Yesterday afternoon I was sitting at the kitchen table writing checks and paying bills when my brother breezed through the front door ranting and raving about Obama's seeming dereliction of duty in Benghazi. He's not one to usually pay attention to such things.
The Benghazi story doesn't feel like Fast and Furious did; I kept thinking Fast and Furious was going to get more traction than it did. I mean, a murdered border agent, our government walking guns into Mexico, hundreds of dead Mexicans, drug lords, the who mess. Well, there was a little investigation, a deeply researched book, a fair amount of outrage, but it never caught on with the general public or the "low information voter" like it seems Benghazi has.
One of the most succinct summations of this mess came from Mark Steyn's weekend column:
We also learned that, in those first moments of the attack, a request for military back-up was made by U.S. staff on the ground but was denied by Washington. It had planes and special forces less than 500 miles away in southern Italy — or about the same distance as Washington to Boston. They could have been there in less than two hours. Yet the commander-in-chief declined to give the order. So Glen Doherty and Tyrone Woods fought all night against overwhelming odds, and died on a rooftop in a benighted jihadist hellhole while Obama retired early to rest up before his big Vegas campaign stop. “Within minutes of the first bullet being fired the White House knew these heroes would be slaughtered if immediate air support was denied,” said Ty Woods’s father, Charles. “In less than an hour, the perimeters could have been secured and American lives could have been saved. After seven hours fighting numerically superior forces, my son’s life was sacrificed because of the White House’s decision.”

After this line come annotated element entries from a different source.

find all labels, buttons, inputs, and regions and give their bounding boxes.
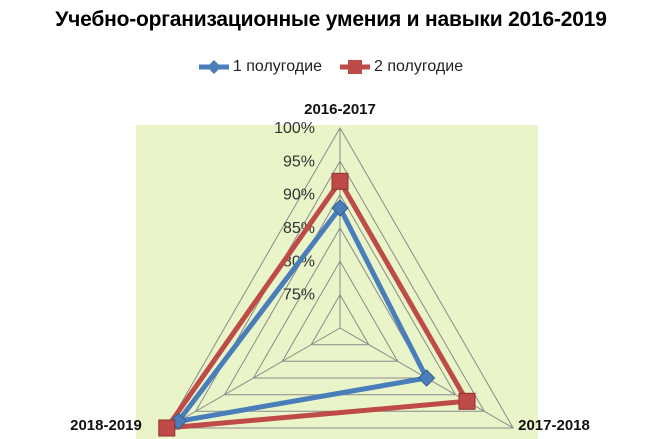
series-1-point-0 [331, 199, 349, 217]
series-2-point-1 [458, 392, 476, 410]
chart-title: Учебно-организационные умения и навыки 2… [55, 8, 607, 31]
series-line-1 [175, 205, 430, 424]
series-2-point-2 [158, 419, 176, 437]
axis-label-2016-2017: 2016-2017 [304, 101, 376, 118]
tick-label-3: 90% [283, 187, 315, 204]
tick-label-4: 95% [283, 153, 315, 170]
tick-label-5: 100% [274, 120, 315, 137]
axis-labels: 2016-2017 2017-2018 2018-2019 [70, 101, 590, 434]
grid-ring-1 [281, 260, 399, 362]
grid-ring-0 [310, 293, 370, 346]
legend-marker-series-2 [340, 60, 370, 74]
legend-label-series-1: 1 полугодие [232, 58, 322, 75]
legend-entry-series-2: 2 полугодие [340, 58, 463, 76]
legend-label-series-2: 2 полугодие [374, 58, 464, 75]
tick-label-0: 75% [283, 287, 315, 304]
legend: 1 полугодие 2 полугодие [0, 58, 662, 76]
grid-ring-5 [165, 126, 515, 429]
series-layer [158, 172, 476, 437]
series-2-point-0 [331, 172, 349, 190]
grid-ring-2 [252, 226, 428, 379]
legend-marker-series-1 [198, 60, 229, 74]
grid-spoke-2 [166, 327, 341, 429]
series-1-point-1 [417, 369, 436, 387]
series-line-2 [164, 178, 470, 431]
axis-label-2018-2019: 2018-2019 [70, 417, 142, 434]
legend-entry-series-1: 1 полугодие [198, 58, 322, 76]
axis-label-2017-2018: 2017-2018 [518, 417, 590, 434]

The pain of this father is unbearable. His son signed up to serve his country, not to be abandoned by it.
Smitty, over at The Other McCain, makes a valid point, too:
This notion of “never leaving a buddy” is pounded into every military head at every rank. Should you hold the privilege of commanding a unit, I perceive it counts double: you neither want to see a buddy left dangling in the breeze, and you really don’t want the anguish of explaining to the world why there was a death within you command.

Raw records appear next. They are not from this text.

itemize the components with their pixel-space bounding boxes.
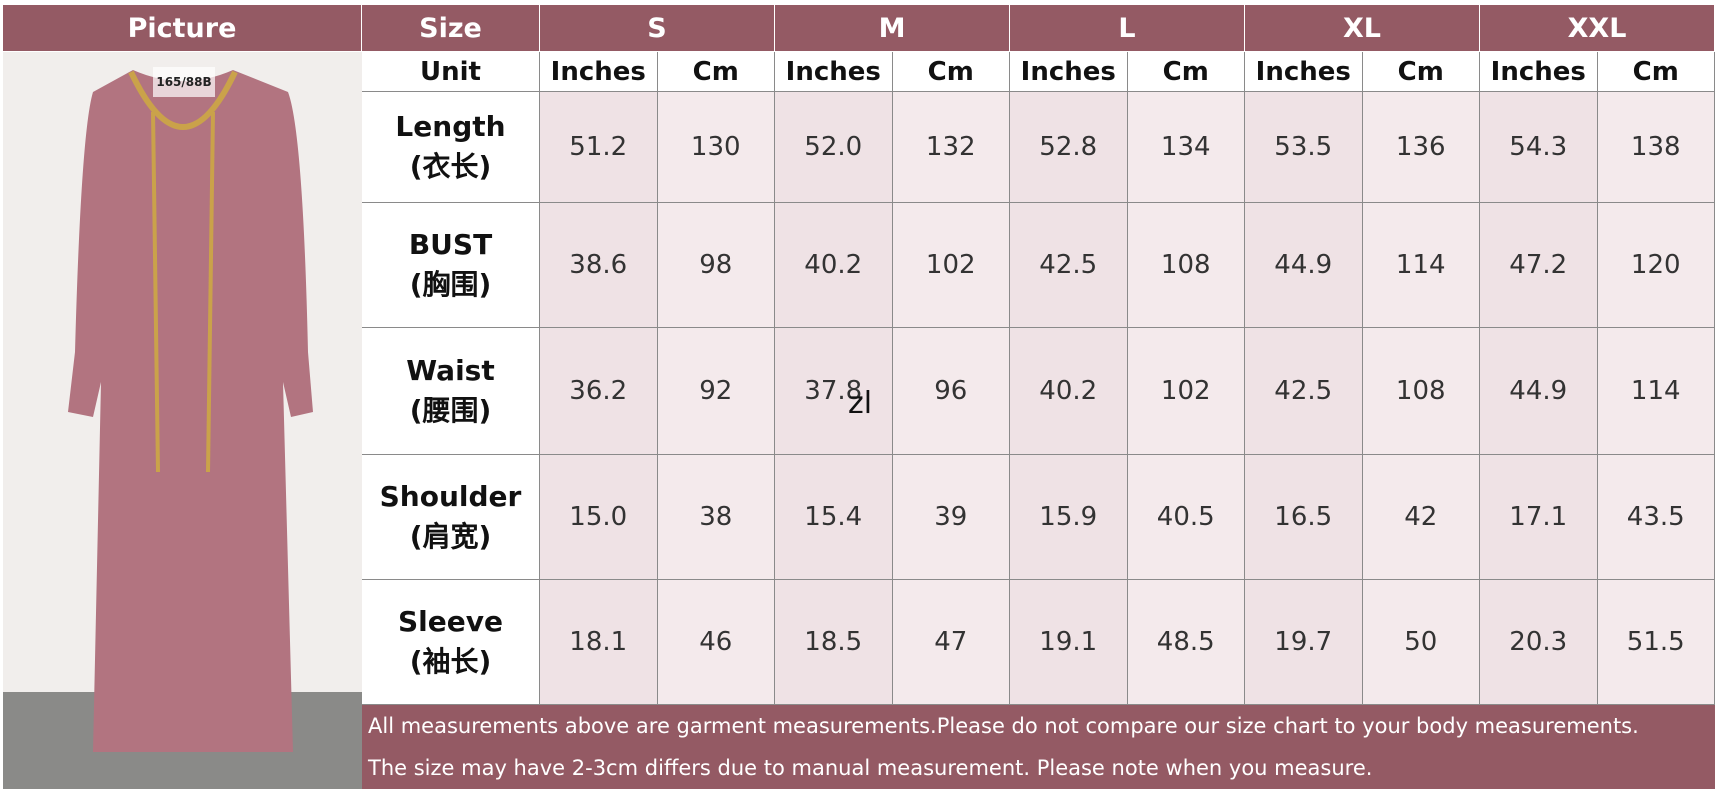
unit-name: Cm [1362, 52, 1480, 92]
unit-name: Cm [1127, 52, 1245, 92]
cell-value: 38.6 [540, 203, 658, 328]
unit-label: Unit [362, 52, 540, 92]
row-name-cn: (衣长) [409, 150, 492, 183]
cell-value: 114 [1597, 328, 1715, 455]
cell-value: 15.9 [1010, 455, 1128, 580]
size-name: M [775, 5, 1010, 52]
cell-value: 42 [1362, 455, 1480, 580]
row-name-cn: (胸围) [409, 268, 492, 301]
cell-value: 134 [1127, 92, 1245, 203]
cell-value: 132 [892, 92, 1010, 203]
row-label: Length (衣长) [362, 92, 540, 203]
cell-value: 48.5 [1127, 580, 1245, 705]
row-name: BUST [408, 228, 493, 261]
row-label: Waist (腰围) [362, 328, 540, 455]
size-name: XXL [1480, 5, 1715, 52]
cell-value: 37.8 [775, 328, 893, 455]
cell-value: 46 [657, 580, 775, 705]
cell-value: 16.5 [1245, 455, 1363, 580]
unit-name: Cm [657, 52, 775, 92]
cell-value: 36.2 [540, 328, 658, 455]
unit-name: Inches [1480, 52, 1598, 92]
cell-value: 138 [1597, 92, 1715, 203]
cell-value: 53.5 [1245, 92, 1363, 203]
unit-name: Cm [892, 52, 1010, 92]
tag-label: 165/88B [156, 75, 211, 89]
row-name: Waist [406, 354, 495, 387]
cell-value: 47 [892, 580, 1010, 705]
row-label: Sleeve (袖长) [362, 580, 540, 705]
picture: 165/88B [3, 52, 362, 789]
cell-value: 108 [1127, 203, 1245, 328]
row-label: Shoulder (肩宽) [362, 455, 540, 580]
cell-value: 136 [1362, 92, 1480, 203]
dress-image: 165/88B [3, 67, 362, 789]
cell-value: 92 [657, 328, 775, 455]
cell-value: 52.0 [775, 92, 893, 203]
cell-value: 38 [657, 455, 775, 580]
cell-value: 17.1 [1480, 455, 1598, 580]
cell-value: 51.2 [540, 92, 658, 203]
watermark: zl [848, 386, 873, 421]
cell-value: 96 [892, 328, 1010, 455]
cell-value: 44.9 [1245, 203, 1363, 328]
cell-value: 102 [1127, 328, 1245, 455]
cell-value: 51.5 [1597, 580, 1715, 705]
cell-value: 114 [1362, 203, 1480, 328]
row-name: Sleeve [398, 605, 503, 638]
row-name-cn: (肩宽) [409, 520, 492, 553]
footer-note: The size may have 2-3cm differs due to m… [362, 747, 1715, 789]
cell-value: 102 [892, 203, 1010, 328]
cell-value: 108 [1362, 328, 1480, 455]
cell-value: 40.5 [1127, 455, 1245, 580]
cell-value: 19.7 [1245, 580, 1363, 705]
unit-name: Inches [1245, 52, 1363, 92]
cell-value: 50 [1362, 580, 1480, 705]
unit-name: Inches [1010, 52, 1128, 92]
cell-value: 47.2 [1480, 203, 1598, 328]
size-name: L [1010, 5, 1245, 52]
cell-value: 20.3 [1480, 580, 1598, 705]
size-header: Size [362, 5, 540, 52]
row-name: Length [395, 110, 506, 143]
cell-value: 15.0 [540, 455, 658, 580]
cell-value: 18.5 [775, 580, 893, 705]
cell-value: 42.5 [1245, 328, 1363, 455]
cell-value: 54.3 [1480, 92, 1598, 203]
cell-value: 40.2 [775, 203, 893, 328]
row-name-cn: (袖长) [409, 645, 492, 678]
cell-value: 43.5 [1597, 455, 1715, 580]
cell-value: 19.1 [1010, 580, 1128, 705]
cell-value: 44.9 [1480, 328, 1598, 455]
size-name: S [540, 5, 775, 52]
cell-value: 42.5 [1010, 203, 1128, 328]
unit-name: Inches [775, 52, 893, 92]
cell-value: 18.1 [540, 580, 658, 705]
size-name: XL [1245, 5, 1480, 52]
unit-name: Inches [540, 52, 658, 92]
cell-value: 52.8 [1010, 92, 1128, 203]
unit-name: Cm [1597, 52, 1715, 92]
row-name-cn: (腰围) [409, 394, 492, 427]
row-label: BUST (胸围) [362, 203, 540, 328]
cell-value: 120 [1597, 203, 1715, 328]
cell-value: 98 [657, 203, 775, 328]
row-name: Shoulder [379, 480, 522, 513]
cell-value: 130 [657, 92, 775, 203]
picture-header: Picture [3, 5, 362, 52]
cell-value: 39 [892, 455, 1010, 580]
cell-value: 15.4 [775, 455, 893, 580]
cell-value: 40.2 [1010, 328, 1128, 455]
footer-note: All measurements above are garment measu… [362, 705, 1715, 747]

Which brings us to our current Commander-in-Chief, #OccupyResoluteDesk. I don’t believe the principle of “never leaving a buddy” eluded George W. Bush, say whatever else you will of his policies. In contrast, you have the Obama White House needing to dispute a storythat it sends form letters to families of the fallen. Wow.

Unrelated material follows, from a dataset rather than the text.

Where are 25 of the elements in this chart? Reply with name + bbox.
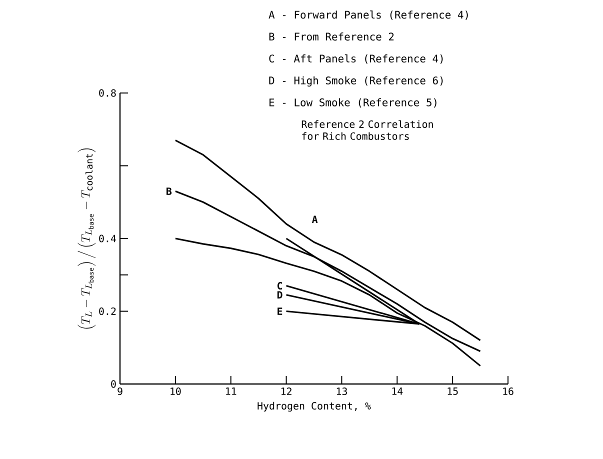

Then there are those who believe that the whole Benghazi fiasco was a conspiracy theory: that Obama planned for Stevens et al, to be taken hostage whereby he would negotiate some terrific hostage deal (right about the time of the foreign policy debate), the hostages would be freed, and he would waltz into re-election in November. That might explain the lowered security, but is there enough evidence to support this theory? I don't know.
Senator John McCain says that it's either incompetence or a cover-up, both unacceptable:
Either way, whatever it is, the responsibility of four dead Americans is Obama's. The administration clearly does not want this uncovered before the election which is also an indication of culpability.
And what of Hillary Clinton's role? Did she, in fact, try to get extra security for Stevens and his team?
Even so. The buck stops with Obama.
It is a shameful mess. And one that Obama will eventually have to answer for.